Early this week, I decided to run a quick survey on what my web site visitors (and my subscribers and customers) actually wanted. The survey asked about their web building experience, and what they were interested in building. I even had a “type in a question you’d like to ask me” question.
I did a survey quite awhile ago but many things have changed since. I changed my web site layout and focus. Even got myself a brand new logo. Suddenly, I had this strong urge to do another survey. Well, okay, the truth is I noticed that my sales were decreasing and had to find out why. What better way than to ask my visitors, right?
Anyway, did the survey and lo and behold, was I amazed with the replies. I now see my web site in a different light. Oh boy, I’ve definitely gone way off track.
Before the survey, I felt that I had to cover all bases due to many what ifs. What if they wanted to learn to build content sites. What if they’re never built one before, what if they have and want something more advance?
The what if’s were driving me crazy. One moment I was doing this and another I was doing that (after abandoning the ‘this’ ). Doing the survey was definitely the right thing to do. In fact, I it’s a permanent part of my web site set up.
How Did I Conduct the Survey
I did my first survey using AskDatabase. After reading their salesletter, it sounded like a dream come true survey tool. They even offer a 21 day trial. So, it didn’t take long for me to decide to use them.
What did I think? Well, it took me ages to set up just the one survey. AskDatabase is not very intuitive when it comes to setting up survey questionS. The capital “S” at the end of question was done on purpose. Because creating a one question survey was easy enough. But things started to get way too complicated when you start adding more questions.
Changing the survey questions around was a nightmare especially if you set up one of those surveys when choosing different answers would take you to a different question.
Checking out survey results was equally difficult. You have to click on each question to see a graph for the answers you received. It would have been nice to have a snapshot of aggregate answers to all multiple choice questions.
There was one area where AskDatabase excelled. A feature that I have yet to see in another survey service. AskDatabase has a keyword density tool. This tool runs through all your open ended questions (as opposed to multiple choice questions) and present you with a list of one and two word phrases that keep reoccurring in those questions. This is an excellent way to quickly find out the trend arising from the questions.

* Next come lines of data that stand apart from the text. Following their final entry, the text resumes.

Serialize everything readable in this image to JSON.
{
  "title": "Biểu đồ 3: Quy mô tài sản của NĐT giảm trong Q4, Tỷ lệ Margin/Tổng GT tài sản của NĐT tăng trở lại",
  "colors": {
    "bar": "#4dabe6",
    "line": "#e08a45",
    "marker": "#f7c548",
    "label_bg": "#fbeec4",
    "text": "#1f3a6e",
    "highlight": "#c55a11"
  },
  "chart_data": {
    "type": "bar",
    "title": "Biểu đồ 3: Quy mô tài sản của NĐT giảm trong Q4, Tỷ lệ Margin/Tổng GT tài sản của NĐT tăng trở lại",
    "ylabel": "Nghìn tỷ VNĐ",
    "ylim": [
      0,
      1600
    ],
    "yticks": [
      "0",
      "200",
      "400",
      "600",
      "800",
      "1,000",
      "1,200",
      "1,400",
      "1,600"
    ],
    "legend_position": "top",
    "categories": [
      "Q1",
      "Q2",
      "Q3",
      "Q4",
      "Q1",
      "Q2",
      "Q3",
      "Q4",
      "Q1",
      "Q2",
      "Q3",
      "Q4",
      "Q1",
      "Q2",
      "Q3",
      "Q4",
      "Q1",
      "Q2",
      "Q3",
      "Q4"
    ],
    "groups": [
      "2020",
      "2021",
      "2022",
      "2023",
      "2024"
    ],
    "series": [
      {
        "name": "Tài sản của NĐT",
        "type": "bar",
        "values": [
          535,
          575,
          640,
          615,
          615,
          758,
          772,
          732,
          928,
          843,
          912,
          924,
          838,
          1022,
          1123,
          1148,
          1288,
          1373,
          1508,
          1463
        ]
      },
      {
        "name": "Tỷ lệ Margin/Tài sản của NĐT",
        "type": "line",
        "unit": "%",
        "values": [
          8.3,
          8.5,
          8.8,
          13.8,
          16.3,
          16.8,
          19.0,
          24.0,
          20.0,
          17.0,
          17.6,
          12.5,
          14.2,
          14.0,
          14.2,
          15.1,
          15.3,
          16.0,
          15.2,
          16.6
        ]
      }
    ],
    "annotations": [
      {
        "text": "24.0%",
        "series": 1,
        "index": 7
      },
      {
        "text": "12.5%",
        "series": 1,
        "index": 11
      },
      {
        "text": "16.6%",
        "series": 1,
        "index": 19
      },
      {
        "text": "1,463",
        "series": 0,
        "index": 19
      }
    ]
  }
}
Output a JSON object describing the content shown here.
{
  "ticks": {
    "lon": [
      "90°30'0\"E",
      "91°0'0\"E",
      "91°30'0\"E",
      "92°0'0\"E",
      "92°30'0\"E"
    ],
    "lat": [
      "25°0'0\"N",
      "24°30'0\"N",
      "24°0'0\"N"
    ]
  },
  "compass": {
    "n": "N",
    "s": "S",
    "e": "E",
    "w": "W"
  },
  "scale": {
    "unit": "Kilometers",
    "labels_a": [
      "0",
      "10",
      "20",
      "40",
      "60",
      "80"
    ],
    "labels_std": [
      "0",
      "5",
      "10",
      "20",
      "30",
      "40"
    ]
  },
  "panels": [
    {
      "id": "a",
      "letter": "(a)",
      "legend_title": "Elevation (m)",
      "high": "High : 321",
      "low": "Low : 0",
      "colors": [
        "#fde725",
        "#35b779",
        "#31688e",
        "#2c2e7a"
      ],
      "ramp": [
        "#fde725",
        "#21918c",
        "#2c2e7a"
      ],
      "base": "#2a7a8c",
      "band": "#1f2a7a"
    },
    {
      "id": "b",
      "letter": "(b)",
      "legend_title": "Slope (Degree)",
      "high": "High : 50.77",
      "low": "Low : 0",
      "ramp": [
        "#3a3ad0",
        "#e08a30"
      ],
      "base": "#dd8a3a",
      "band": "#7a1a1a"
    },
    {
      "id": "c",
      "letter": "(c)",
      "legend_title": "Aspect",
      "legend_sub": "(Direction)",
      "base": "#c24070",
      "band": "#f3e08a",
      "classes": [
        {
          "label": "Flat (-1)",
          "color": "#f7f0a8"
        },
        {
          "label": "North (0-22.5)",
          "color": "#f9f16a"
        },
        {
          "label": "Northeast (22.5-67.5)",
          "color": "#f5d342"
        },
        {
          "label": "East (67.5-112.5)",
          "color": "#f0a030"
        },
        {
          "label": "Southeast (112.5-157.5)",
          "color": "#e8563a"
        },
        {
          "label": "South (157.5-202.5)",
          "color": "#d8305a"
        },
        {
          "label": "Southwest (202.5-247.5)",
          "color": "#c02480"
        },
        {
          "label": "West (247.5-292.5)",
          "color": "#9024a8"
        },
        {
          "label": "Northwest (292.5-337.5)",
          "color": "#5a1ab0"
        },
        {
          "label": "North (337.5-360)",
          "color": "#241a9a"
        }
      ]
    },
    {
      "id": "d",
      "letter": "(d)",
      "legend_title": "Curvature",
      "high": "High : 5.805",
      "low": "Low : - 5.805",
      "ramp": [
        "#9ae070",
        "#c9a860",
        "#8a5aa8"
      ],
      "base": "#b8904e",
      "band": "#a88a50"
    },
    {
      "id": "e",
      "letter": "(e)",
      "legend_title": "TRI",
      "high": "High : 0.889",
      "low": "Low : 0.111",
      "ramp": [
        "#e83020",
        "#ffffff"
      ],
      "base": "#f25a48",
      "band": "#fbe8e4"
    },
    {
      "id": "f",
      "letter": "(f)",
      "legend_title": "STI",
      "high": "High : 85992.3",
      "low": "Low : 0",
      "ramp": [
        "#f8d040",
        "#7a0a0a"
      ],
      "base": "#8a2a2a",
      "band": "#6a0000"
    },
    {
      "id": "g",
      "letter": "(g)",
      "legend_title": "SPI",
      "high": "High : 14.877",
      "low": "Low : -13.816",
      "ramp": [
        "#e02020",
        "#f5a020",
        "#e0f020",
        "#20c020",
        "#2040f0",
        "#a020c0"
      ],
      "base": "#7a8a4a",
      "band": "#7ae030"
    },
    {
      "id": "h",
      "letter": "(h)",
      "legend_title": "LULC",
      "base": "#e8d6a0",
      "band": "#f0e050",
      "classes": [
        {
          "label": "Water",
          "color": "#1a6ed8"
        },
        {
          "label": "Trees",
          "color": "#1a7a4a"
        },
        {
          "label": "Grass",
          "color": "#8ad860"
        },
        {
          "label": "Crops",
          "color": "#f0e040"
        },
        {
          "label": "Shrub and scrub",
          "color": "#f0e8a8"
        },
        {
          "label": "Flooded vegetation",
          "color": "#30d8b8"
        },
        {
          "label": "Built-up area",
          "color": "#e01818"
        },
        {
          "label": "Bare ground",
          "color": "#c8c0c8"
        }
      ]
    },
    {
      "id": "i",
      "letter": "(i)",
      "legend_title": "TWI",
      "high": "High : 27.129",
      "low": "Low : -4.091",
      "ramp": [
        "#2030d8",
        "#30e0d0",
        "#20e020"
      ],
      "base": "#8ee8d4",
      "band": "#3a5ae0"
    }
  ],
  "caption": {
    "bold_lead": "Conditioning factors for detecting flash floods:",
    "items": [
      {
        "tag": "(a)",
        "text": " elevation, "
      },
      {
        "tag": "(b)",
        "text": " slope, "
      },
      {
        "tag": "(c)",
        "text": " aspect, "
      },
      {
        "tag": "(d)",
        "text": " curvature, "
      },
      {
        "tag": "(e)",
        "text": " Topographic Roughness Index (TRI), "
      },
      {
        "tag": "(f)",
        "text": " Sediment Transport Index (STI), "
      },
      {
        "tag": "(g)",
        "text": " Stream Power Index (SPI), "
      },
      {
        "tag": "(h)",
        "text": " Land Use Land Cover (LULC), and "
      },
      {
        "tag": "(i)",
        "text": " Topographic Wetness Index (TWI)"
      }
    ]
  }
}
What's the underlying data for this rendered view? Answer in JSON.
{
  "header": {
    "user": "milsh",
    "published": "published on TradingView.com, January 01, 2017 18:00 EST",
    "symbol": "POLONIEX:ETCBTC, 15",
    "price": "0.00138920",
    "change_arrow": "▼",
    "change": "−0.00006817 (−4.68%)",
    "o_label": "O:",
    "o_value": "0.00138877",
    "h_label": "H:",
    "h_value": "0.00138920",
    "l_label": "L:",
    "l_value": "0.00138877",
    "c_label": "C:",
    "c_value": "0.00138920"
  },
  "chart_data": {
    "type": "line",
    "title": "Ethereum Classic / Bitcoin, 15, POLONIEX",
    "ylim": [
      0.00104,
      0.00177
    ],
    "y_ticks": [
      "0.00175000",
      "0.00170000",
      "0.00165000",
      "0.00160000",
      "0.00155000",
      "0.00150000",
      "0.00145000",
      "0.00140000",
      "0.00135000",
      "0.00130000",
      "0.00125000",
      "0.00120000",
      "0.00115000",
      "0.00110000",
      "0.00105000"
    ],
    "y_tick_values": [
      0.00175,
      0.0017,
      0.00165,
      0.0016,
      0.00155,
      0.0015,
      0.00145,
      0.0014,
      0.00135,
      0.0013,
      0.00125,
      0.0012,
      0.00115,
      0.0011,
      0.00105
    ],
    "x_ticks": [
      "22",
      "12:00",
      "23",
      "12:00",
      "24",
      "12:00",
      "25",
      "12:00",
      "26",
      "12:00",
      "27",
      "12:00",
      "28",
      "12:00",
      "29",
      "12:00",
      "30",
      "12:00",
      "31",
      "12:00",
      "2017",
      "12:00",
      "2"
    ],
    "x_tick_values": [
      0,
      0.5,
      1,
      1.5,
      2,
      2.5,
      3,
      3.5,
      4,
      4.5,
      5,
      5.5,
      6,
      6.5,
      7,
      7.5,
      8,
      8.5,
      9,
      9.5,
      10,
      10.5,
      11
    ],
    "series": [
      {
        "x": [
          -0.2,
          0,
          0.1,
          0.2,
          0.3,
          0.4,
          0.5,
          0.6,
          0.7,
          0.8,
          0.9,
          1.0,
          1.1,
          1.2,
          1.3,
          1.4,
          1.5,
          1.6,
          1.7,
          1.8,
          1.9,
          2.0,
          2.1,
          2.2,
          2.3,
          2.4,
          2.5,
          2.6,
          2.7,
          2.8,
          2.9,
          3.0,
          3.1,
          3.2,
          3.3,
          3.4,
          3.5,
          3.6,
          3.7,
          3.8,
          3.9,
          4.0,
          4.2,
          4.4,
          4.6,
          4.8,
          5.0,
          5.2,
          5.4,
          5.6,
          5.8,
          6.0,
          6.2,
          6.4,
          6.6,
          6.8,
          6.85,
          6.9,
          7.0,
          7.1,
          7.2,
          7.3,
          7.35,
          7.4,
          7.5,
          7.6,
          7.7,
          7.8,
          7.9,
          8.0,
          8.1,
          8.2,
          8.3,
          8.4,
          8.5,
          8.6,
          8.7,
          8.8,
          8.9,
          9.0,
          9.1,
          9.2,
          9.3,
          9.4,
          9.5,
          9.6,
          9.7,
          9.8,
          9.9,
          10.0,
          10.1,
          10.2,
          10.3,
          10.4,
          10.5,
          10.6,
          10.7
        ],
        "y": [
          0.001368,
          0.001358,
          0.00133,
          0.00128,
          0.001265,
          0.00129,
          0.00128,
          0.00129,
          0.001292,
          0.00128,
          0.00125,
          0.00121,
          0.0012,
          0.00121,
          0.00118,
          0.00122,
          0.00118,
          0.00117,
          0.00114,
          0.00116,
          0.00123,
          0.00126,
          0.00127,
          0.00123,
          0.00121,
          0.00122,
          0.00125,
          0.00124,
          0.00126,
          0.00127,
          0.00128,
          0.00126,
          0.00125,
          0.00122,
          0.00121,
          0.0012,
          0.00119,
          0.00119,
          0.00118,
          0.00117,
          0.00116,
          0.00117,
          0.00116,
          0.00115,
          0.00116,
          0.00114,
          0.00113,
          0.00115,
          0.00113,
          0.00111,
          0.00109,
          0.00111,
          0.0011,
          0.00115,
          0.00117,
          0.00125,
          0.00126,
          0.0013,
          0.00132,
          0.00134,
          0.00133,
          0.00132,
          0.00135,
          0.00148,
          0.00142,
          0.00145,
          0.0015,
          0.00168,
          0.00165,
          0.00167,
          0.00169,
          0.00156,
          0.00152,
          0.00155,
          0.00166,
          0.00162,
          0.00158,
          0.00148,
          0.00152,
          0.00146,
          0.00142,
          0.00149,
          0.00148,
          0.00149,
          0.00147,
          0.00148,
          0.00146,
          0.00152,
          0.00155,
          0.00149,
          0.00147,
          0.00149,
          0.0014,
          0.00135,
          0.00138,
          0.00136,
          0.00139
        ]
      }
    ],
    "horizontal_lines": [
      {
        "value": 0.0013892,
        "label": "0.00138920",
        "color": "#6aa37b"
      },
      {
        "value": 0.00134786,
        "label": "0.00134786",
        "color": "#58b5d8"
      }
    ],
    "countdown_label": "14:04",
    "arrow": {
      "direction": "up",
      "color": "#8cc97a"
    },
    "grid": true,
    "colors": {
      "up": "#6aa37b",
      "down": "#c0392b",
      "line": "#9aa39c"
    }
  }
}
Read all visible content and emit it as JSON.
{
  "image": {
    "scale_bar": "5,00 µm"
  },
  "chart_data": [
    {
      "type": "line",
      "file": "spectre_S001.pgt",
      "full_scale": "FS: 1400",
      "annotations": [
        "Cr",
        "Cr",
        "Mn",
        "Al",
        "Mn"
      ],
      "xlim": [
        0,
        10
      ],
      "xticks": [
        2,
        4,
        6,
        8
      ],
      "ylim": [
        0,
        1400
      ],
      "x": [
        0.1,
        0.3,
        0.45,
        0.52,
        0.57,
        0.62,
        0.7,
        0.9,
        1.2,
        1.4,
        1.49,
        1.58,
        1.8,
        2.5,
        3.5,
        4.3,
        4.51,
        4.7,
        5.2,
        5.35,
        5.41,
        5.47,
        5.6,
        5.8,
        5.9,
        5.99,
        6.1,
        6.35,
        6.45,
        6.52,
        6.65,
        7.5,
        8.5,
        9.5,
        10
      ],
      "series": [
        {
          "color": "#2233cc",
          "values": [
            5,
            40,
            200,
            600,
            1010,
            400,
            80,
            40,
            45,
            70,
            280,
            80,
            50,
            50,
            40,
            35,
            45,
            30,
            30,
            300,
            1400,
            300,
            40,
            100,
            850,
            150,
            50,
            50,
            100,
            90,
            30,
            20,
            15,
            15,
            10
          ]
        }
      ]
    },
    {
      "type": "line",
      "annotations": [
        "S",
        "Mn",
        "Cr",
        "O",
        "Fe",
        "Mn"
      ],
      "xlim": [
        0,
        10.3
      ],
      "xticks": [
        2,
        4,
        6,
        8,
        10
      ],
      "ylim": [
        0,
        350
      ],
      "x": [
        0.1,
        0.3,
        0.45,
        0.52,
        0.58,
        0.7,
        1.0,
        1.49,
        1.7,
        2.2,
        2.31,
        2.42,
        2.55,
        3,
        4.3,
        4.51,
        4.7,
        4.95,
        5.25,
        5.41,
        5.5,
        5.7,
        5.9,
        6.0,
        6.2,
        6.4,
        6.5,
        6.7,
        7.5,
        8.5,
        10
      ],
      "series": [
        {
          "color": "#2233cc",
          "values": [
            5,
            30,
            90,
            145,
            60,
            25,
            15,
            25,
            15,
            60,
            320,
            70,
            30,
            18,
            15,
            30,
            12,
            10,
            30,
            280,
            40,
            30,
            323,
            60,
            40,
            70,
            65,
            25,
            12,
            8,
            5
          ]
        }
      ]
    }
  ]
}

Though a great feature, the thought of creating another multi question survey using AskDatabase was just unbearable.
So, for my second survey I decided to go with SurveyMonkey. I had a multipage survey up within minutes. Adding questions was a breeze. I could easily change the type of question from, say multiple choice to comments, without having to delete the question and start over. I could rearrange questions at a few clicks of a button and I could view a snapshot of the survey results with the option to dig in further to see individual survey answers.
So far so good, the only feature that it does not provide, is a keyword density tool for my open ended questions.
After thinking about this for awhile, I think I may have found a way around this. SurveyMonkey lets you download the responses that you receive. Maybe if I downloaded my open ended questions and then ran it through a keyword density software such as Keyword Density Analyzer. That might work. What do you think?
Anyway, when I do come to the point when I’m ready to analyze my open ended questions, I’ll try this out and let you know. In the mean time maybe a suggestion to SurveyMonkey could get them to implement this feature.
So, there you go. If you haven’t done a survey on your web site visitors, why not do so now and share your results with us.